Suppose I have $4$ ordinal variables and a single covariate ($\log_{10}(x)$). When I run an ordinal probit model, I get three threshold coefficients and one probit slope. Call the threshold coefficients $b_1, \dots,b_3$ and the probit slope $b_4$.
So we can get $10^{b_1/b_4}$ for category 1, $10^{b_{2}/b_{4}}$ for category 2, and $10^{b_{3}/b_{4}}$ for category 3. But how would we calculate this value for category $4$? There is no coefficient for category 4.
With one ordinal variable with 4 levels, you should only have 3 threshold coefficients. You are essentially dealing with an unobserved continuous outcome which has been divided into four observable buckets (the levels). The thresholds are the boundaries between the buckets, so there should be only 3. The variable $\log_{10} (x)$ and the slope parameter $b_4$ determine how you move from one bucket to the next as the unobserved variable changes.
Here's an example that might give you some intuition.

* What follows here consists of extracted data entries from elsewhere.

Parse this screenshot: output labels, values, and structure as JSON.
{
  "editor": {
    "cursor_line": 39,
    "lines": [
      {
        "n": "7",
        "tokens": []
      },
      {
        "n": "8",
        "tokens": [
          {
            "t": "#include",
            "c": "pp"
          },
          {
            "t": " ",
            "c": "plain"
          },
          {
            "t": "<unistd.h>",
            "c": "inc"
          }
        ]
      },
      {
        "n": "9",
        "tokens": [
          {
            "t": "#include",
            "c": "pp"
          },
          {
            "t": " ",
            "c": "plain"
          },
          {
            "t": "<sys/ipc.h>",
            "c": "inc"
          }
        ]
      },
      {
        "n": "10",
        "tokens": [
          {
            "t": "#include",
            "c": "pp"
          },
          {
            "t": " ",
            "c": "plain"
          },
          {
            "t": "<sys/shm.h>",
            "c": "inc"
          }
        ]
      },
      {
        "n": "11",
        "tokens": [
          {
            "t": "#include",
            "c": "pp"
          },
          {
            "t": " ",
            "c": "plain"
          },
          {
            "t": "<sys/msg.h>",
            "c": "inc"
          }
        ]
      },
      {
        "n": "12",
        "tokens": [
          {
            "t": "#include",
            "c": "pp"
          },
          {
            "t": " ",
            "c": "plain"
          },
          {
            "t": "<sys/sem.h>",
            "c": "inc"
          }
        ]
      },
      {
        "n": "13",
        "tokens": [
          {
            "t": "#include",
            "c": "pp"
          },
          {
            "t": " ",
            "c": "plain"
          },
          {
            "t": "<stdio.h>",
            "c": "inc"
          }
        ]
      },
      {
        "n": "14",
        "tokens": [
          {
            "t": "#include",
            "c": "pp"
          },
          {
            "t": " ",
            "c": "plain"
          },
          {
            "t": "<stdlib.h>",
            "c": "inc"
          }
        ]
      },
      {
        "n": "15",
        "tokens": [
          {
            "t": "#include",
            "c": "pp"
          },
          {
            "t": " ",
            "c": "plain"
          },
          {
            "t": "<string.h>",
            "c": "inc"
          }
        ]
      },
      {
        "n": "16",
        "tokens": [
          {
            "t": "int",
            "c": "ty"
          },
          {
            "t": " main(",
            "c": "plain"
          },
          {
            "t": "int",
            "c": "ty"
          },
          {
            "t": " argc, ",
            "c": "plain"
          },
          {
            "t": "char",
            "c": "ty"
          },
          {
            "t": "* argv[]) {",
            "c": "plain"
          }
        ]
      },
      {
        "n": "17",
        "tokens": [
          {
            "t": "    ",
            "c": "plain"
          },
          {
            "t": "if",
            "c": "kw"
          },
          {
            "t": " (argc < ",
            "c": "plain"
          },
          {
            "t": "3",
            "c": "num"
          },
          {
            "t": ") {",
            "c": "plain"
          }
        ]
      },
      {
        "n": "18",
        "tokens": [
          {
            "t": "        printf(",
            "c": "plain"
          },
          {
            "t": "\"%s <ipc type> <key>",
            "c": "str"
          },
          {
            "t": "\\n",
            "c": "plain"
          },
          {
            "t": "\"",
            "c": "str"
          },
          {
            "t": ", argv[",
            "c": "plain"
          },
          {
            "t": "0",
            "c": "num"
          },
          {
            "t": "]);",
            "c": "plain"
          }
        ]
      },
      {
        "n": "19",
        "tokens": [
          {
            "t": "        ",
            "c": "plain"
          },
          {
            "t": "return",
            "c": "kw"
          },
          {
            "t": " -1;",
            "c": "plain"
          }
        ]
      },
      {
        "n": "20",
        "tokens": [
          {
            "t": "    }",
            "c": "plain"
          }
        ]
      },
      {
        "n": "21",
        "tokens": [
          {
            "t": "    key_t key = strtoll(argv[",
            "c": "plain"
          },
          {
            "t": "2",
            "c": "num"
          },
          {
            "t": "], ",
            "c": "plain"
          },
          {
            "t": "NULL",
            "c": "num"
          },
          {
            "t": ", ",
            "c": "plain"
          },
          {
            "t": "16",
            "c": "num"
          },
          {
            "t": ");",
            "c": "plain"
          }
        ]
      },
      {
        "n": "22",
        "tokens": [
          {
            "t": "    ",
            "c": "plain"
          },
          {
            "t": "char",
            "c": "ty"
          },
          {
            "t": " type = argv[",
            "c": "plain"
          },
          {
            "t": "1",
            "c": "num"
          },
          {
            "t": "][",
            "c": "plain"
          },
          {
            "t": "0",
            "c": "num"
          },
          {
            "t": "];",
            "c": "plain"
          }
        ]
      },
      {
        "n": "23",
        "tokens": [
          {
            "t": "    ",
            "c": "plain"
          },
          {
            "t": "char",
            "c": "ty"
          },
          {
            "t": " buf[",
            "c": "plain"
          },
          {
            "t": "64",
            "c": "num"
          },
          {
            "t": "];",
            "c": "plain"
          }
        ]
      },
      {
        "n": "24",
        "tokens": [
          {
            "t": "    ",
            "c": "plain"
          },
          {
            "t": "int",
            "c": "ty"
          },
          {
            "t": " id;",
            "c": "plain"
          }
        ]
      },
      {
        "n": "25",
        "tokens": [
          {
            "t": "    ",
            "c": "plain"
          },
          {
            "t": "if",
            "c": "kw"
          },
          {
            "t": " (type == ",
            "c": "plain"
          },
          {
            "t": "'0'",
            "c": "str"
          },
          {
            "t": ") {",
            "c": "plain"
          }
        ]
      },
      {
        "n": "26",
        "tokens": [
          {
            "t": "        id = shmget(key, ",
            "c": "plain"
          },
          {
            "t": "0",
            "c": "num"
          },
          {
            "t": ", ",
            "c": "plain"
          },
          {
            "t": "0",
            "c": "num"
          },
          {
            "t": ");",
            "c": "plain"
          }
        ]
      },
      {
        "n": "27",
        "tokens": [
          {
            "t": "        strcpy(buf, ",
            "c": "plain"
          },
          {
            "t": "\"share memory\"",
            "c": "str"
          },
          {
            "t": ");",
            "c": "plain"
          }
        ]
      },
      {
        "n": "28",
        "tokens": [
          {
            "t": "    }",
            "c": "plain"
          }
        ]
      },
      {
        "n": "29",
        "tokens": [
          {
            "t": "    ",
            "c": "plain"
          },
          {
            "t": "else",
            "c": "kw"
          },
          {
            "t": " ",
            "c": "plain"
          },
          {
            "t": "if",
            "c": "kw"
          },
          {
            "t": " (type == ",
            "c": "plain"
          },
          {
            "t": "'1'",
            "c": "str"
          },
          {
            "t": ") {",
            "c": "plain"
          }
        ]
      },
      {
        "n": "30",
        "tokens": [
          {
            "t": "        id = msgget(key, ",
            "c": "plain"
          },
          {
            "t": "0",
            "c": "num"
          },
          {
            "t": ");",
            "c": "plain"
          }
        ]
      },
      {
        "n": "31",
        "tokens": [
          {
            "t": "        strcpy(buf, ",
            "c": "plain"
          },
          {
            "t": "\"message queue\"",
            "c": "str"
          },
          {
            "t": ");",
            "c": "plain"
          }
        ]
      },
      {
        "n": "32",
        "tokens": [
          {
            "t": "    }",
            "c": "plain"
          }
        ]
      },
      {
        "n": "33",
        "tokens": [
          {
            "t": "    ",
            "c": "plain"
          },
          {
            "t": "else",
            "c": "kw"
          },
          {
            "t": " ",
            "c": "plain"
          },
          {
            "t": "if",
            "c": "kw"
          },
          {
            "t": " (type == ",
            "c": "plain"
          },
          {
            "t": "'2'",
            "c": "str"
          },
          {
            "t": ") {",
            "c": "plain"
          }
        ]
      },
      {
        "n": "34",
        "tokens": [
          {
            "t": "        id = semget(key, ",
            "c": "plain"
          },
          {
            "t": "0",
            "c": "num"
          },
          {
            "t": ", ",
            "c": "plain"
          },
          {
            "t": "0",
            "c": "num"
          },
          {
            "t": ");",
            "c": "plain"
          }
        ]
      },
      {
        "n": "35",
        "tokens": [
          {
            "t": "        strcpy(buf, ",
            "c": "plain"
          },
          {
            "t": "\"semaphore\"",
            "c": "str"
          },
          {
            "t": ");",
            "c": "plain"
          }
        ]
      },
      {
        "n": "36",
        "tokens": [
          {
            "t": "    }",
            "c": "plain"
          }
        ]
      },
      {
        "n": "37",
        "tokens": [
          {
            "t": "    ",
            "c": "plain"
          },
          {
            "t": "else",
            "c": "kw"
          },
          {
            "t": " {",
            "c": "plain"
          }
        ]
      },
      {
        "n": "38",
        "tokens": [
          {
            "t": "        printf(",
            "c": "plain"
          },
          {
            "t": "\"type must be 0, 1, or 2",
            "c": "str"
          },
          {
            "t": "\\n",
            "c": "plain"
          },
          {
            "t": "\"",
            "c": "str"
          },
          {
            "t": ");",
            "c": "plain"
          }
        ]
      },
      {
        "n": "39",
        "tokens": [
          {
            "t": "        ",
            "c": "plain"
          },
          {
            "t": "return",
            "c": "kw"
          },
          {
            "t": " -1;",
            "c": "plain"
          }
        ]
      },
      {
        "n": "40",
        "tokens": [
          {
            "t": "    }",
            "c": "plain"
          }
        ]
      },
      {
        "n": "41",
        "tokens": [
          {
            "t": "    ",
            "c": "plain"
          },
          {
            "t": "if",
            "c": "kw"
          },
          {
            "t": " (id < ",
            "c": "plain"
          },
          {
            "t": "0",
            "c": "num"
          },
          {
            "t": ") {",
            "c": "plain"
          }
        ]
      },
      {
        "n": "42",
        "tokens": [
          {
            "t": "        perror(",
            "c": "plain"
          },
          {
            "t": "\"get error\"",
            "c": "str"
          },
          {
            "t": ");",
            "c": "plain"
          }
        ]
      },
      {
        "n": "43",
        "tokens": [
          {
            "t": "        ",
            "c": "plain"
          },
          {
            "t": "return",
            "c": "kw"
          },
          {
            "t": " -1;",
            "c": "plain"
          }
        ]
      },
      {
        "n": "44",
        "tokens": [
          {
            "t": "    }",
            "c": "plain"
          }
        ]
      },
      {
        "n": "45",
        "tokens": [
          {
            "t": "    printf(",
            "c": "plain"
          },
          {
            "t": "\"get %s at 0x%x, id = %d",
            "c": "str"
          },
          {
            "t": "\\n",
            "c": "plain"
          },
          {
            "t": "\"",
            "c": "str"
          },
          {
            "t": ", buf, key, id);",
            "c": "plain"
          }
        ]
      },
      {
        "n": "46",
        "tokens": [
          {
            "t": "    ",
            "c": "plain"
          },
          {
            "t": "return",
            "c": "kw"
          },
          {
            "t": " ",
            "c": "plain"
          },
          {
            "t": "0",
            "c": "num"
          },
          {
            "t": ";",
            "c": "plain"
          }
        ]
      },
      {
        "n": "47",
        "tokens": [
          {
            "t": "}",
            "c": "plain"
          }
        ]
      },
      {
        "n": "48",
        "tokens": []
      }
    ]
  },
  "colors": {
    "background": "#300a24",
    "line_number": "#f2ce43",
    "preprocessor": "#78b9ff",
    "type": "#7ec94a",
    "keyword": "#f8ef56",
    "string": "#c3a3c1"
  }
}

First, I think you mean one ordinal variable with four levels.
Second, the coefficients have to compare each level to something else. In the coding your program uses, it is apparently the highest level, at least by default. That level is the reference. If you'd like, you can substitute a "no effect" there.
Also, where are you getting $10^{\frac{b_1}{b_4}}$ etc.? You seem to be combining the intercept with the slope into something else.